Belle revanche pour l’élève que « l’île de la cancrerie » isola si longtemps de ses camarades !
Bernard Crombey adapte le roman, construit et interprète un spectacle sensible et souriant qui devrait ravir non seulement les enseignants à bout de méthodes, mais également les élèves désemparés qui se sentent devenir des « décrocheurs ».
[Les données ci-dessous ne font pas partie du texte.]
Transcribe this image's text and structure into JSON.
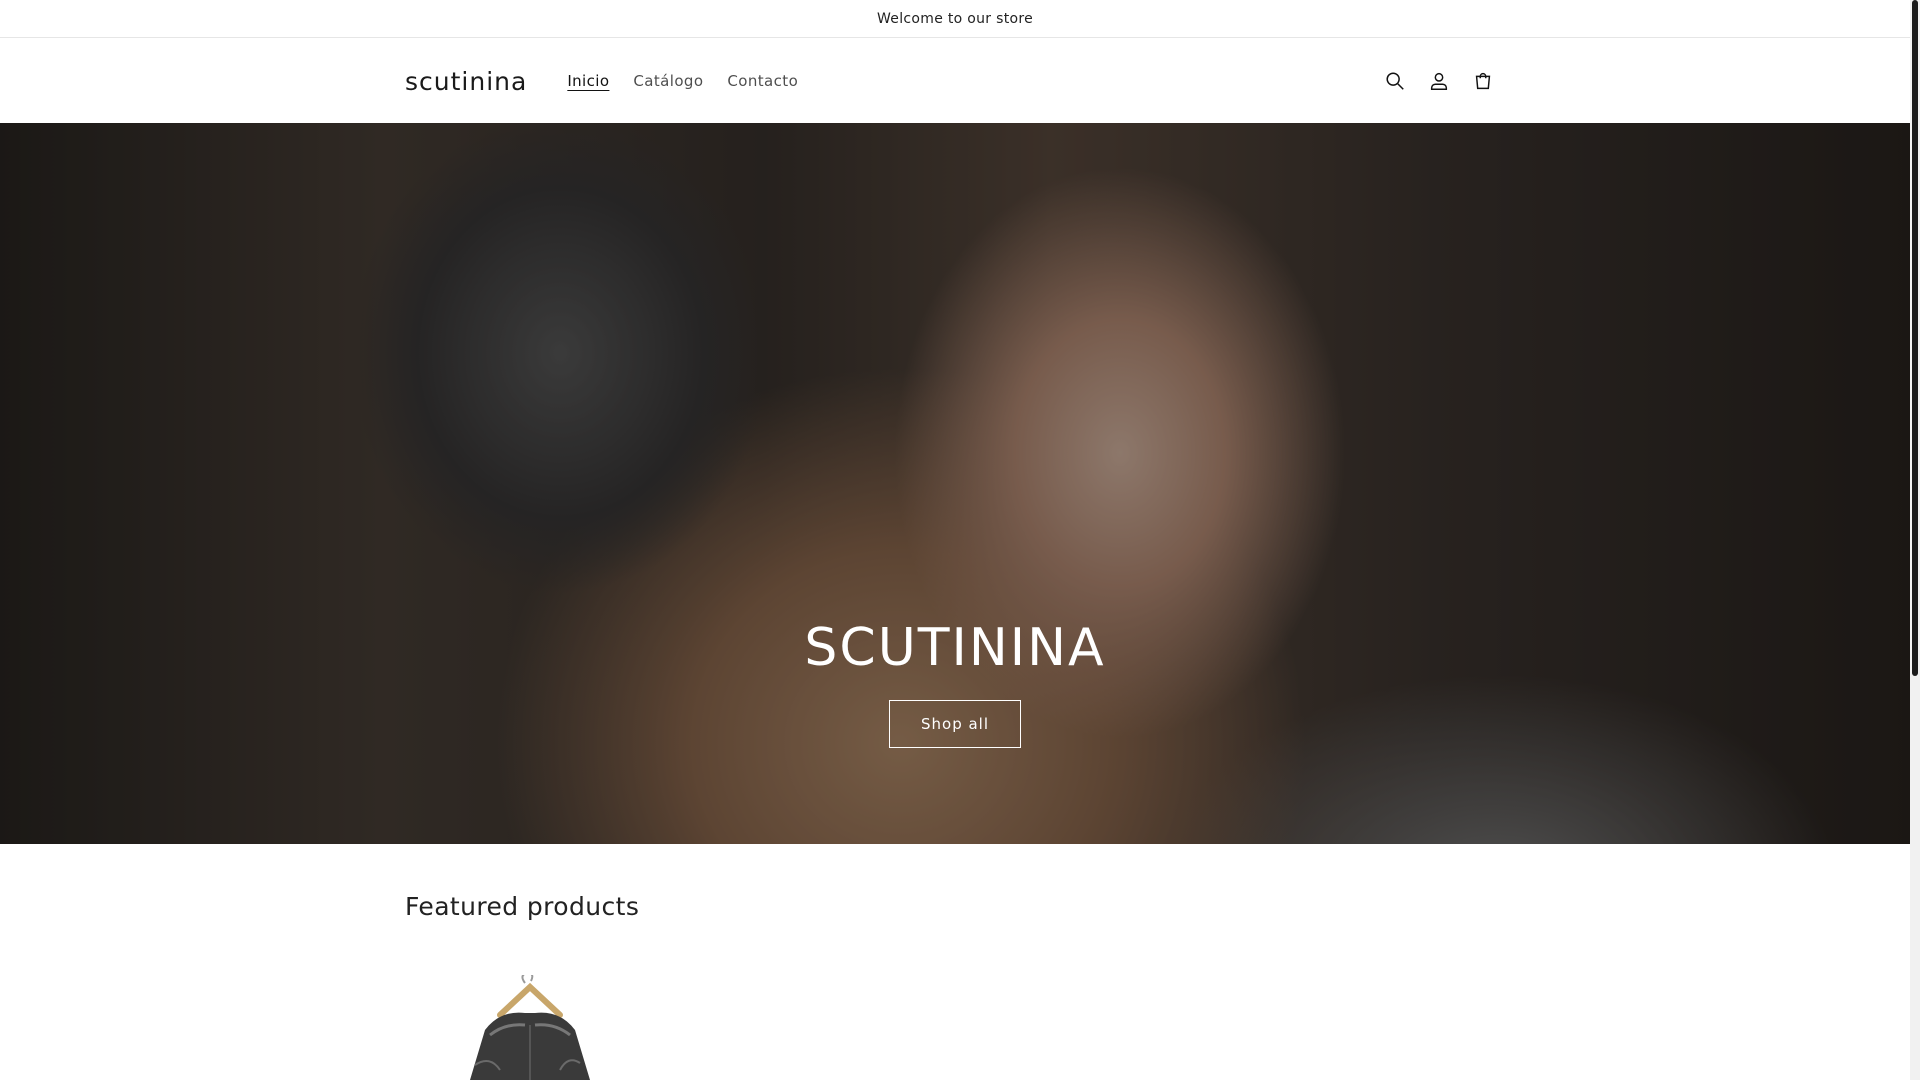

Dans un espace en demi-cercle limité par des chaises et centré sur un énorme pupitre scolaire, Bernard Crombey, d’abord mauvais élève, puis professeur inquiet, leur donne une belle leçon d'amour.
Rencontre avec l’équipe, vendredi 8 avril après la représentation.
Le Cancre d’après Chagrin d'école de Daniel Pennac
Adaptation de Bernard Crombey
Théâtre du Lucernaire
Du mardi au samedi à 21 h
01 45 44 57 34
[1] - Prévert Jacques, Le Cancre, Paroles.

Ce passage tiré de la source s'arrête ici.